Die Super-Hausse an den deutschen Immobilienmärkten ist erstmal vorbei. Gebannt blicken die Marktteilnehmer auf die quartalsweise erscheinenden Marktdaten der großen Maklerhäuser, die Quartalsberichte der börsennotierten Bestandshalter (von denen es in Deutschland de facto nur noch einen großen gibt) und das Insolvenzgeschehen bei den Projektentwicklern. Grund zum Jubeln liefern die Zahlen kaum jemandem, von Leerverkäufern oder Schnäppchensuchern einmal abgesehen. Viele Investoren jedoch fassen die Assetklasse Immobilien derzeit nur noch mit spitzen Fingern an.

Zu Unrecht, wie ich aus voller Überzeugung denke. Denn zumindest langfristig orientierte Investoren sollten fundamentale Faktoren und Trends zum Maßstab ihrer Anlageentscheidung nehmen. Und gerade bei Wohnimmobilien spricht alles dafür, dass die strukturelle Nachfrage langfristig weiterhin hoch sein und sogar noch zunehmen wird. Und dass bei einem gleichzeitig knappen und begrenzten Gut. Daher spricht alles dafür, dass es sich langfristig auch um potenziell attraktive Investmentchancen handelt. Schon der gewitzte Mark Twain wusste Ende des 19. Jahrhunderts: „Kauft Land! Gott erschafft keines mehr.“

Der Bedarf an Wohnungen wächst …

Auch wenn Geburts- und Sterbedaten hierzulande Stillstand und Schrumpfung suggerieren, die Migration nach Europa und insbesondere nach Deutschland wird bis auf Weiteres anhalten. Gleichzeitig zieht es immer mehr Menschen in die Städte. Damit sind nicht nur die Top-7-Metropolen in Deutschland oder andere europäische Hauptstädte gemeint. Auch in attraktiven B‑, C- und D‑Städten wächst die Bevölkerung, wenn sie in wirtschaftlich starken Regionen liegen. Deutschland ist ein Land des Mittelstands, und die weltweit erfolgreichen „Hidden Champions“ sind in Ostwestfalen oder auf der Schwäbischen Alb mitunter stärker vertreten als in Berlin oder Hamburg. Und neue Champions treten auf den Plan, wie Dresden oder Magdeburg. Keine Frage, es gibt auch viele schrumpfende Städte und Regionen in Deutschland.
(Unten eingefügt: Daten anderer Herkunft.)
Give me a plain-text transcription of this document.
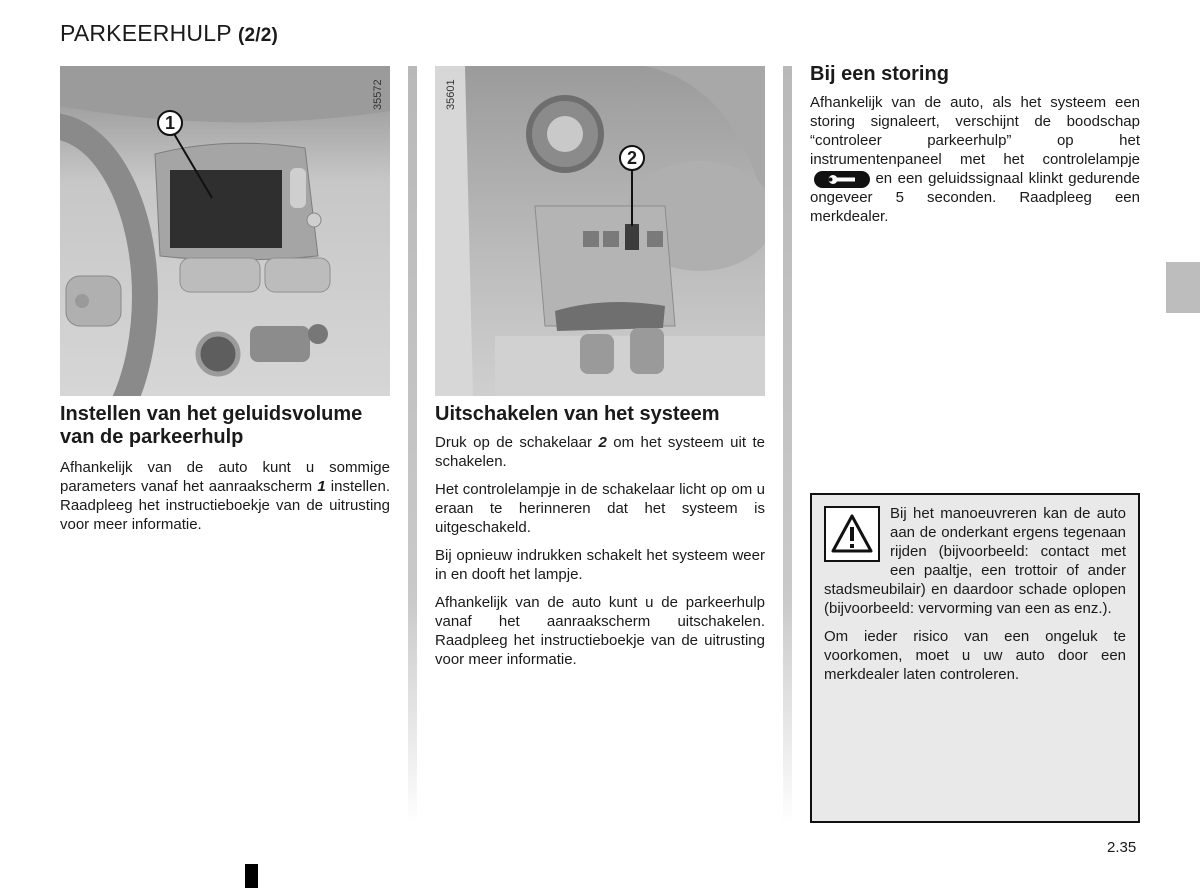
PARKEERHULP (2/2)
35572
1
Instellen van het geluidsvolume van de parkeerhulp

Afhankelijk van de auto kunt u sommige parameters vanaf het aanraakscherm 1 instellen. Raadpleeg het instructieboekje van de uitrusting voor meer informatie.

35601
2
Uitschakelen van het systeem

Druk op de schakelaar 2 om het systeem uit te schakelen.

Het controlelampje in de schakelaar licht op om u eraan te herinneren dat het systeem is uitgeschakeld.

Bij opnieuw indrukken schakelt het systeem weer in en dooft het lampje.

Afhankelijk van de auto kunt u de parkeerhulp vanaf het aanraakscherm uitschakelen. Raadpleeg het instructieboekje van de uitrusting voor meer informatie.

Bij een storing

Afhankelijk van de auto, als het systeem een storing signaleert, verschijnt de boodschap “controleer parkeerhulp” op het instrumentenpaneel met het controlelampje
en een geluidssignaal klinkt gedurende ongeveer 5 seconden. Raadpleeg een merkdealer.

Bij het manoeuvreren kan de auto aan de onderkant ergens tegenaan rijden (bijvoorbeeld: contact met een paaltje, een trottoir of ander stadsmeubilair) en daardoor schade oplopen (bijvoorbeeld: vervorming van een as enz.).

Om ieder risico van een ongeluk te voorkomen, moet u uw auto door een merkdealer laten controleren.

2.35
Aber den Blick auf die größten Städte zu verengen, wird der Sache nicht gerecht.

Zu dem Bevölkerungswachstum in vielen Regionen kommen noch weitere Faktoren hinzu: So werden die Haushaltsgrößen immer kleiner. In den Metropolen sind inzwischen mehr als die Hälfte aller Haushalte Single-Haushalte. Die verbrauchen pro Kopf gerechnet mehr Wohnfläche als eine vierköpfige Familie. Doch auch bei denen steigt die durchschnittliche Wohnungsgröße immer weiter an. Wir brauchen also selbst bei konstanter Bevölkerung mehr Wohnraum. Zugleich steigen auch die Ansprüche an die Qualität des Wohnraums, sowohl in Sachen Komfort als auch bei der Energieeffizienz. Sanierungen und Umbauten im Altbestand werden unumgänglich – und manches Mal wohl auch die Abrissbirne.
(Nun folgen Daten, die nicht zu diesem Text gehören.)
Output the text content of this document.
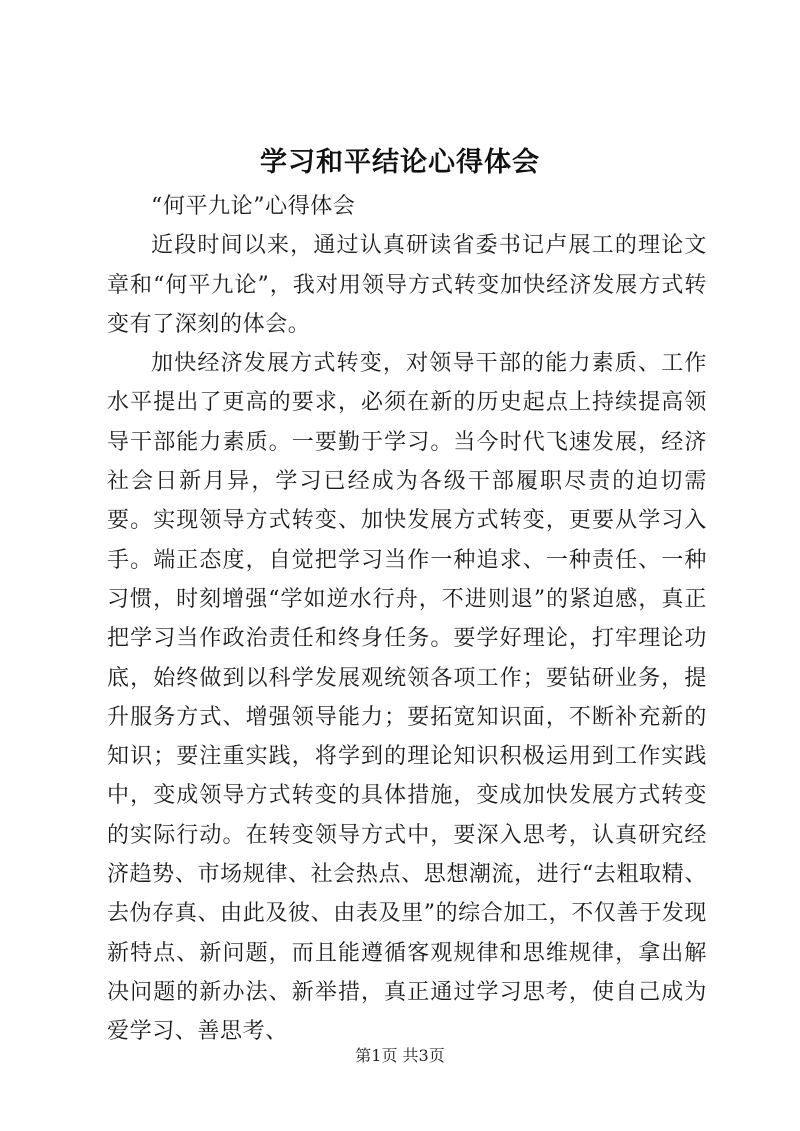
学习和平结论心得体会

“何平九论”心得体会

近段时间以来，通过认真研读省委书记卢展工的理论文章和“何平九论”，我对用领导方式转变加快经济发展方式转变有了深刻的体会。

加快经济发展方式转变，对领导干部的能力素质、工作水平提出了更高的要求，必须在新的历史起点上持续提高领导干部能力素质。一要勤于学习。当今时代飞速发展，经济社会日新月异，学习已经成为各级干部履职尽责的迫切需要。实现领导方式转变、加快发展方式转变，更要从学习入手。端正态度，自觉把学习当作一种追求、一种责任、一种习惯，时刻增强“学如逆水行舟，不进则退”的紧迫感，真正把学习当作政治责任和终身任务。要学好理论，打牢理论功底，始终做到以科学发展观统领各项工作；要钻研业务，提升服务方式、增强领导能力；要拓宽知识面，不断补充新的知识；要注重实践，将学到的理论知识积极运用到工作实践中，变成领导方式转变的具体措施，变成加快发展方式转变的实际行动。在转变领导方式中，要深入思考，认真研究经济趋势、市场规律、社会热点、思想潮流，进行“去粗取精、去伪存真、由此及彼、由表及里”的综合加工，不仅善于发现新特点、新问题，而且能遵循客观规律和思维规律，拿出解决问题的新办法、新举措，真正通过学习思考，使自己成为爱学习、善思考、

第1页 共3页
Kurzum: Die Nachfrage nach Wohnraum in Deutschland wird aus gesellschaftlichen und demografischen Gründen steigen. Man mag das zum Teil kritikwürdig finden und zum Gegensteuern aufrufen, aber solche großen langfristigen Trends lassen sich erfahrungsgemäß nicht dauerhaft umkehren.
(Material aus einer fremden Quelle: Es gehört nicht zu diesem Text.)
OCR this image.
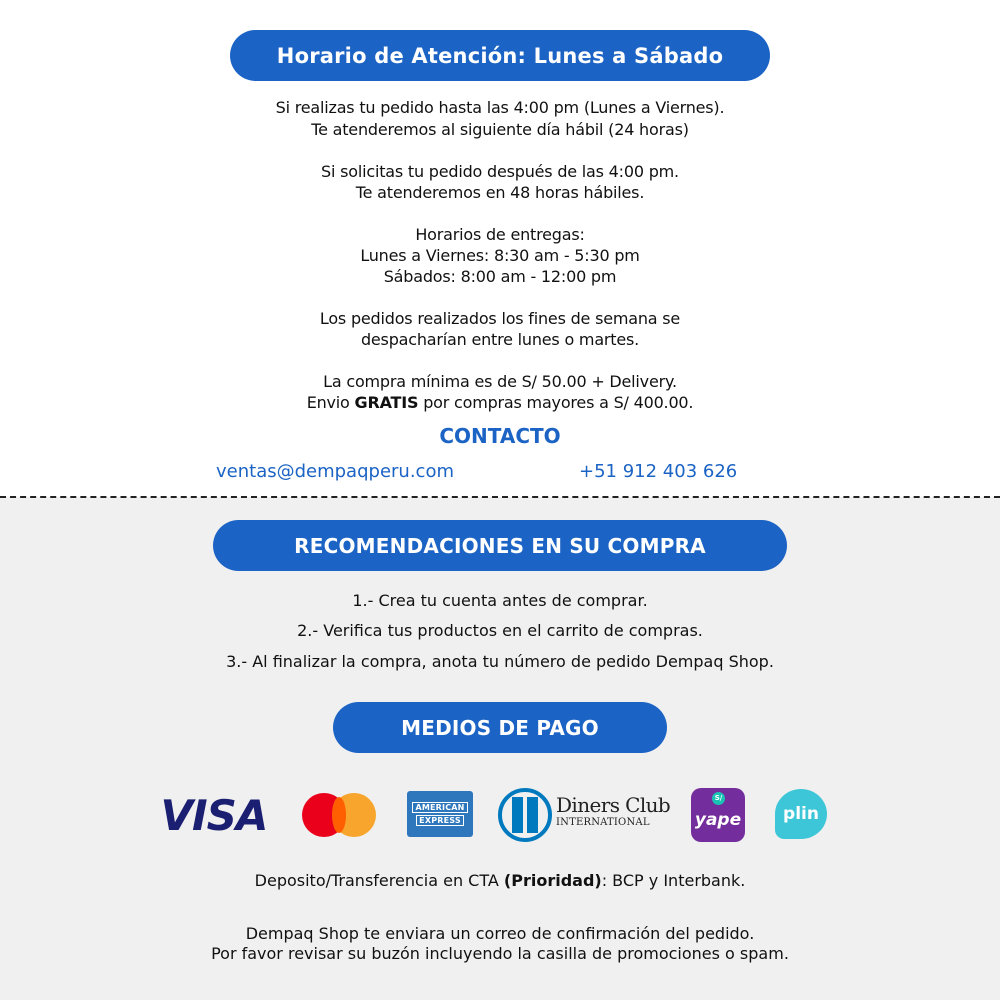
Horario de Atención: Lunes a Sábado
Si realizas tu pedido hasta las 4:00 pm (Lunes a Viernes).
Te atenderemos al siguiente día hábil (24 horas)
Si solicitas tu pedido después de las 4:00 pm.
Te atenderemos en 48 horas hábiles.
Horarios de entregas:
Lunes a Viernes: 8:30 am - 5:30 pm
Sábados: 8:00 am - 12:00 pm
Los pedidos realizados los fines de semana se
despacharían entre lunes o martes.
La compra mínima es de S/ 50.00 + Delivery.
Envio GRATIS por compras mayores a S/ 400.00.
CONTACTO
ventas@dempaqperu.com	+51 912 403 626
RECOMENDACIONES EN SU COMPRA
1.- Crea tu cuenta antes de comprar.
2.- Verifica tus productos en el carrito de compras.
3.- Al finalizar la compra, anota tu número de pedido Dempaq Shop.
MEDIOS DE PAGO
VISA	AMERICAN
EXPRESS
Diners Club
INTERNATIONAL
S/
yape	plin
Deposito/Transferencia en CTA (Prioridad): BCP y Interbank.
Dempaq Shop te enviara un correo de confirmación del pedido.
Por favor revisar su buzón incluyendo la casilla de promociones o spam.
… aber das Angebot kommt nicht nach

Es tut also Not, mehr Wohnraum zu schaffen. Aber leider passiert derzeit das Gegenteil. Die Immobilienbranche schätzt den Baubedarf schon seit einigen Jahren auf etwa 400.000 neue Wohnungen pro Jahr in Deutschland – mal etwas mehr, mal etwas weniger. Das hat sich die Ampelkoalition auf die Fahne geschrieben. Damals standen wir bei knapp unter 300.000 Fertigstellungen pro Jahr – Tendenz seither fallend. Die Genehmigungszahlen deuten eher in Richtung 200.000. Und viele der bereits genehmigten Bauprojekte werden auf absehbare Zeit nicht umgesetzt werden, sodass der Genehmigungsüberhang wächst.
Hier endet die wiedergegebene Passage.